PosteID e carta d’identità cartacea: perché intervenire subito
Il cambiamento nasce da una normativa europea che punta a eliminare gradualmente i documenti cartacei dai sistemi di identificazione. Non si tratta quindi di una scelta legata solo all’Italia, ma di un aggiornamento più ampio che coinvolge anche i meccanismi di accesso digitale.
Per chi usa PosteID, il punto critico è semplice: se nel profilo è registrata ancora la vecchia carta d’identità cartacea, dopo il 3 agosto 2026 quel documento non potrà più essere usato per la verifica dell’identità. Di conseguenza, l’accesso ai portali online potrebbe bloccarsi proprio quando serve di più, dal fascicolo sanitario alle pratiche INPS.
Il rischio non è solo teorico.
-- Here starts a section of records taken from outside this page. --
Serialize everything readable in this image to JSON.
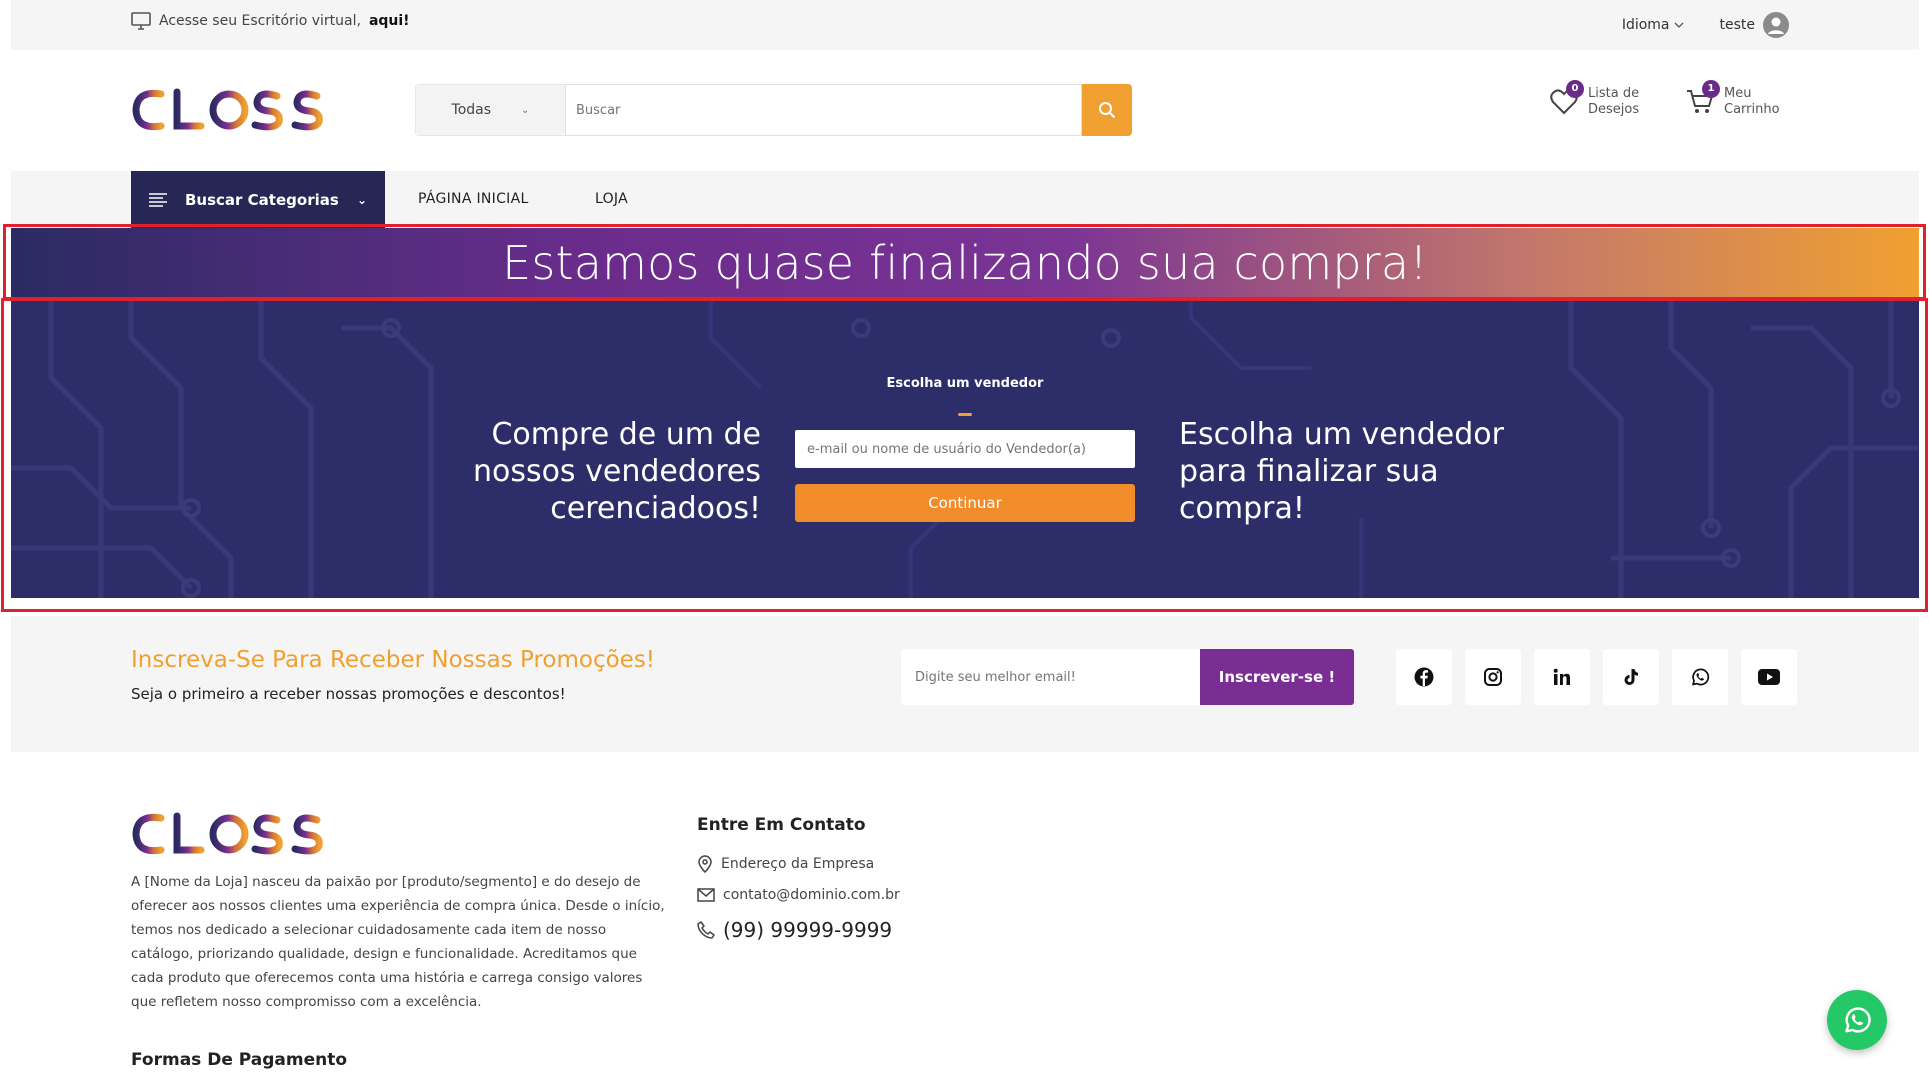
{
  "topbar": {
    "office_text": "Acesse seu Escritório virtual,",
    "office_link": "aqui!",
    "language_label": "Idioma",
    "username": "teste"
  },
  "header": {
    "search_category": "Todas",
    "search_placeholder": "Buscar",
    "wishlist_count": "0",
    "wishlist_label_1": "Lista de",
    "wishlist_label_2": "Desejos",
    "cart_count": "1",
    "cart_label_1": "Meu",
    "cart_label_2": "Carrinho"
  },
  "nav": {
    "categories_label": "Buscar Categorias",
    "links": [
      "PÁGINA INICIAL",
      "LOJA"
    ]
  },
  "banner": {
    "title": "Estamos quase finalizando sua compra!"
  },
  "vendor": {
    "left_text": "Compre de um de nossos vendedores cerenciadoos!",
    "form_label": "Escolha um vendedor",
    "input_placeholder": "e-mail ou nome de usuário do Vendedor(a)",
    "button_label": "Continuar",
    "right_text": "Escolha um vendedor para finalizar sua compra!"
  },
  "newsletter": {
    "title": "Inscreva-Se Para Receber Nossas Promoções!",
    "subtitle": "Seja o primeiro a receber nossas promoções e descontos!",
    "email_placeholder": "Digite seu melhor email!",
    "button_label": "Inscrever-se !"
  },
  "social_icons": [
    "facebook-icon",
    "instagram-icon",
    "linkedin-icon",
    "tiktok-icon",
    "whatsapp-icon",
    "youtube-icon"
  ],
  "footer": {
    "about": "A [Nome da Loja] nasceu da paixão por [produto/segmento] e do desejo de oferecer aos nossos clientes uma experiência de compra única. Desde o início, temos nos dedicado a selecionar cuidadosamente cada item de nosso catálogo, priorizando qualidade, design e funcionalidade. Acreditamos que cada produto que oferecemos conta uma história e carrega consigo valores que refletem nosso compromisso com a excelência.",
    "payment_title": "Formas De Pagamento",
    "contact_title": "Entre Em Contato",
    "address": "Endereço da Empresa",
    "email": "contato@dominio.com.br",
    "phone": "(99) 99999-9999"
  },
  "colors": {
    "navy": "#2d2d6a",
    "purple": "#7a2e93",
    "orange": "#f0a030",
    "highlight_red": "#e0202a",
    "whatsapp_green": "#25c866"
  }
}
Molti utenti continuano a tenere nel portafoglio la carta cartacea e pensano che, se valida per alcune operazioni, lo sia automaticamente anche per i servizi digitali. In realtà non è così: una volta superata la data stabilita, quel documento non sarà più sufficiente per completare l’accesso con SPID.
Come aggiornare il profilo nell’app PosteID
La buona notizia è che la procedura non è complicata e richiede pochi minuti. Basta entrare nell’app o nell’area personale di PosteID, controllare quale documento è collegato al profilo e verificare se si tratta ancora della carta d’identità cartacea.
Se il documento è quello vecchio, va sostituito con uno valido tra i documenti accettati: Carta d’Identità Elettronica, patente o passaporto. Dopo aver inserito i dati corretti, si completa la verifica richiesta e il profilo viene aggiornato.
Chi ha già la CIE è già in una posizione più sicura, perché ha davanti a sé meno passaggi da fare. Chi invece non ha ancora sostituito il vecchio documento dovrebbe muoversi per tempo, così da evitare disservizi e accessi negati all’ultimo momento.
Perché non conviene aspettare l’ultimo minuto
Molti problemi digitali emergono solo quando c’è urgenza: una richiesta da inviare, una prestazione sanitaria da consultare, una pratica amministrativa da completare. Se il profilo non è aggiornato, il blocco può arrivare senza preavviso e trasformarsi in un ostacolo concreto.
Aggiornare ora PosteID significa prevenire una situazione fastidiosa e risolverla con calma, senza aspettare la scadenza del 2026. È un controllo semplice, ma utile per continuare a usare SPID senza interruzioni e senza sorprese proprio nei momenti più delicati.